In part one of this series, we discussed the definition of an interface as the communicator between a sender and a receptor, and we discussed a few of the most basic interfaces we come into contact with every day.
In part two, we will be discussing advanced interfaces. If you haven’t read part one, you may want to go back a step before continuing.
What is an advanced interface?
Remember the seventh grade science class about simple and compound machines? Let’s keep the ideas from that lesson in mind. If you didn’t, for some really great reason, take seventh grade, a simple machine is one of six varieties of objects, like an inclined plane or a pulley, that make work (the scientific definition, at least) easier to do. Compound machines take two or more of these simple machines and combine them to create a new machine.
Basic and advanced interfaces are similar to simple and compound machines. While a basic interface is limited to singular input and analysis process, advanced interfaces take advantage of two or more different kinds of input and analysis processes.
Actual Environment Interfaces
Actual environment interfaces are based on actions in which you are interacting directly with your environment. All interfaces utilize actual environments to some degree; from simple kitchen appliances to remote controls, steering wheels in your car to elevator buttons in your office complex, actual environment action-based interfaces exist all around us on a daily basis.
Simulated Environment Interfaces
Simulated environment interfaces are based on a digital platform, such as a computer or ATM kiosk. A simulated environment would be the “world” that the screen is showing you. In an actual environment, you would use your hands to push buttons, open folders, write words, etcetera. In a simulated environment, you use an actual environment interface (usually a mouse, keyboard, trackpad, and/or a touchscreen) to “push” the buttons, open folders, and write (type) words that exist in a simulated environment. The popularity of simulated environments has reached an all-time high because of the exponential advancements in computing.
So naturally, as we’ve already mentioned one category of simulated environment interfaces is computers. Here we are speaking directly of the personal computer. You are more than likely using one right now. Virtually everyone at least has access to one. Personal computers are the building block of most other simulated environments, and have been the cause and subject of many advancements in technology that allow for more powerful, faster, smaller microchip processing. Microchip processing is the basis for almost every simulation we experience daily. This is not to mention the thousands of other venues in which microchip processing enhances a product. (That’s another post entirely.)
Some other common simulated environments include flight/vehicle simulators, in which the operator utilizes instrumental interfaces that look, feel, and react the same way as instruments in a vehicle would, and often show the response through one or more screens, as well as auditory simulation and “feeling” simulation (the shaking of a car or tilting during an airplane turn). Some of these simulators have been developed enough to use as training mechanisms for military personnel. Others are available as consumer software that often utilizes input devices, such as joysticks or steering wheels that plug in via USB.

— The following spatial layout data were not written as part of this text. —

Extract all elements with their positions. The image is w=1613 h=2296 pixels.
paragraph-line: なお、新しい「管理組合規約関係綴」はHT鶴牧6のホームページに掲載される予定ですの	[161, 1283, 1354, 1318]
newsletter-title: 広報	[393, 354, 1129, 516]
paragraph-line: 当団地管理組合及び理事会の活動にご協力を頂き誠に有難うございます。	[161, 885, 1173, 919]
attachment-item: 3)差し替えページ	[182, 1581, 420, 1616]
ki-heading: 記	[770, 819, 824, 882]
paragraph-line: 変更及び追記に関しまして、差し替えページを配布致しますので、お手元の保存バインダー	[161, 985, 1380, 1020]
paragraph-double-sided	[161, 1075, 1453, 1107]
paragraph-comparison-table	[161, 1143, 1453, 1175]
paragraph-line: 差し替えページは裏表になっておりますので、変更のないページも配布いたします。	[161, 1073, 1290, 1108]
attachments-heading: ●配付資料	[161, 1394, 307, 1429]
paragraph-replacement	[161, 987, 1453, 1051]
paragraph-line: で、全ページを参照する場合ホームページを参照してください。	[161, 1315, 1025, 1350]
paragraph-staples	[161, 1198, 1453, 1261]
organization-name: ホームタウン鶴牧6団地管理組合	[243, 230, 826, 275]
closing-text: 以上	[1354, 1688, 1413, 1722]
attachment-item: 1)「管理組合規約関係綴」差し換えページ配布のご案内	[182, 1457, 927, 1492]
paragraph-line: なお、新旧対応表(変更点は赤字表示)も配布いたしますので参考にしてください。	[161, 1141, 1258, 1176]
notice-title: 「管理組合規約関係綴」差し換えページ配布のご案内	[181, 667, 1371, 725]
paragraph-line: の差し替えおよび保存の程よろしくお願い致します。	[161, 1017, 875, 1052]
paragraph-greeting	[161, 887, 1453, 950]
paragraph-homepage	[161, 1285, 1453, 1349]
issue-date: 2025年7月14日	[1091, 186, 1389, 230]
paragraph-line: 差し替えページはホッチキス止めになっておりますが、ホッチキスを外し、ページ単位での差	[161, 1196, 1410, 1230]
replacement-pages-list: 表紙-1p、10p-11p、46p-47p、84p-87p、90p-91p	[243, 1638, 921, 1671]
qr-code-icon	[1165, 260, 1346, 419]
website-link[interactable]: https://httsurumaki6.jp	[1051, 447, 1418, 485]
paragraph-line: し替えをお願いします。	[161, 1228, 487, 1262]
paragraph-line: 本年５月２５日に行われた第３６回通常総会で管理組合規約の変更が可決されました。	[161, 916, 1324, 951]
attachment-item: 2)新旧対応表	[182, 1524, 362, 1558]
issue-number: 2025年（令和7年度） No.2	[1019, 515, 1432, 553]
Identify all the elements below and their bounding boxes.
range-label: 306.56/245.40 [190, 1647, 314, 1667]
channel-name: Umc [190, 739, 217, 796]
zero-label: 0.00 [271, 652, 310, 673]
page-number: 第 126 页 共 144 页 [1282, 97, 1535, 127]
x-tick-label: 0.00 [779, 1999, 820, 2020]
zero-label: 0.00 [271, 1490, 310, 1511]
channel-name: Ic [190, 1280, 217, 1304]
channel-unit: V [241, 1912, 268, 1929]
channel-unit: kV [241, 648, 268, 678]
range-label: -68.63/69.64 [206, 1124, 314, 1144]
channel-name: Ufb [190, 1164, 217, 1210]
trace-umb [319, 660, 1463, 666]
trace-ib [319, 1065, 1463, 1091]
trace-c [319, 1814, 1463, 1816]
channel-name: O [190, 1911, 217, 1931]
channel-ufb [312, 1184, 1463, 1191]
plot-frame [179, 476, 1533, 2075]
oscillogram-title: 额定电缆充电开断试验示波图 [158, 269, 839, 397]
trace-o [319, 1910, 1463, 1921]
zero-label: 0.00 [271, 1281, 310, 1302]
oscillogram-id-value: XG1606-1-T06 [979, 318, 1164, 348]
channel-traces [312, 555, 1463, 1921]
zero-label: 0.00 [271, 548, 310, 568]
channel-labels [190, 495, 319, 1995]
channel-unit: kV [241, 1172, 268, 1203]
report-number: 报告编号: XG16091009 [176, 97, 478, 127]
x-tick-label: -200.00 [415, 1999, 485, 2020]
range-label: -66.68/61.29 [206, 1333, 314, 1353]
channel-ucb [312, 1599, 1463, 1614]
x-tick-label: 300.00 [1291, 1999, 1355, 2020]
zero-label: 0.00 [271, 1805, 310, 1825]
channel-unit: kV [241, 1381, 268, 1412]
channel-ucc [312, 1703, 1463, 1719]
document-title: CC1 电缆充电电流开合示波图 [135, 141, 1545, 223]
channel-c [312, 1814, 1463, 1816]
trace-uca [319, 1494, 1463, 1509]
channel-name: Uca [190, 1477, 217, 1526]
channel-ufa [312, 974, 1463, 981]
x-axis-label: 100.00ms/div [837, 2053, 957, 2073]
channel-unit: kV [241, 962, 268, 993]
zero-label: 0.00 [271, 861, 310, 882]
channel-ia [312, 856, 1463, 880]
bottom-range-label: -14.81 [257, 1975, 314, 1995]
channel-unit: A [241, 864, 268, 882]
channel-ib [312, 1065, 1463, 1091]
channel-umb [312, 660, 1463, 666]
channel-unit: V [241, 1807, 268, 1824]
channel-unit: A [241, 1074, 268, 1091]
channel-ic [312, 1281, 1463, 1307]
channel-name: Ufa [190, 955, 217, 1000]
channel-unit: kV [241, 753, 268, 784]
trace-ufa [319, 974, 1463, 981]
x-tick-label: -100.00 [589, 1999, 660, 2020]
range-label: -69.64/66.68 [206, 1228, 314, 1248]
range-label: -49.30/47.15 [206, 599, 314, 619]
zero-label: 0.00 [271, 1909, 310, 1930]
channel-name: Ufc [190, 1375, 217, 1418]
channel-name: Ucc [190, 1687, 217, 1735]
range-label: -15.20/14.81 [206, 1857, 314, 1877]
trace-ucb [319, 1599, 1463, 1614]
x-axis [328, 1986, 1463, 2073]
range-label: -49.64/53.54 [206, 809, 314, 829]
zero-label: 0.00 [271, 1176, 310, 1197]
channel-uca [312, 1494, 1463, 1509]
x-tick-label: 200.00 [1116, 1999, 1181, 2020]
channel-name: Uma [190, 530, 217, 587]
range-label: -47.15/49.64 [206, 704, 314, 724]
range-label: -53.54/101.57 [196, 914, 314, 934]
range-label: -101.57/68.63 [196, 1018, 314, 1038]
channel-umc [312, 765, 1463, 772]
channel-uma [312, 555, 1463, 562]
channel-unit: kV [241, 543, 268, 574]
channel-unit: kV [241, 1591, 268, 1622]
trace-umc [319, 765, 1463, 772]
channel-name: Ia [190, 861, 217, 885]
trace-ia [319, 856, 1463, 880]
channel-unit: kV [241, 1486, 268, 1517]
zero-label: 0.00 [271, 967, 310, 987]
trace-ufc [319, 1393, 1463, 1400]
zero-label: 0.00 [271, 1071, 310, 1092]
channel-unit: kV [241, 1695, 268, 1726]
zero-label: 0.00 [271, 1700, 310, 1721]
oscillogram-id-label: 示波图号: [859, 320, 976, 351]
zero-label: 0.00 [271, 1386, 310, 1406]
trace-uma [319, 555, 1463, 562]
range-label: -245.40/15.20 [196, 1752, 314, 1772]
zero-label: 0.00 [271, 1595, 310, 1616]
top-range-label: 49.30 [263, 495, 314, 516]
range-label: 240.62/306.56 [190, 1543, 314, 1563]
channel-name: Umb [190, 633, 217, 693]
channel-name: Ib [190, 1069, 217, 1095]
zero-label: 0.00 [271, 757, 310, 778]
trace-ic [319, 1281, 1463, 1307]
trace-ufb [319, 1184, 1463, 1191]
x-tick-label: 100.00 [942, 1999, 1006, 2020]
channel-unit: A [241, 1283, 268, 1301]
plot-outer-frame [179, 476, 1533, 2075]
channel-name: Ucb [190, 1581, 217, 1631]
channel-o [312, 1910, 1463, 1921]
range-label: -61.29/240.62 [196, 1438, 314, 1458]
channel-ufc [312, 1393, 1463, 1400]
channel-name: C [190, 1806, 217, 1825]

Perhaps the most popular simulated environment platform is video games. The industry of video games has grown tremendously since it’s initial instatement. The realism of the newest gaming consoles, such as the XBOX 360 and Playstation3, has garnered the attention of younger and older gamers alike. (We won’t ever forget our roots, Atari owners!)
Let us not forget, perhaps the most widespread new simulated environment interfaces can be found on personal portable devices, such as cell phones and mp3 players. (Who else owns an iPhone?) Portable devices such as the iPhone and the new Palm Pre aren’t brand-new players in the game (PDA’s have technically been around since the 80’s), but have recently become more affordable and widespread, which has called for the industry to more competition to push the boundaries of the platform. With support from mobile networks that provide higher-speed wireless connection as well as Wi-Fi compatibility and Bluetooth advancements, portable devices have taken the limelight.
Lastly, we must observe the internet as a simulated interface. The internet contains a vast amount of information, and perhaps most importantly, can be accessed from almost anywhere thanks to advancing technology (do you see a pattern here?).
Okay, so there is no possible way we can list every kind of simulated environment here. We think you’re smart enough to get the idea though. :)
That’s a lot to take in (again). But let’s look at it simply put.
Basic interfaces include text and illustration, as well as our sensory analysis processes. Advanced interfaces take advantage of any combination of these basic interfaces. Advanced interfaces may include both actual and simulated environment interfaces, and deal with physical interfaces that the user interacts with, while simulated environment interfaces deal with an interface that the user seems to interact with by using an actual environment interface to control the simulation, such as a mouse and keyboard.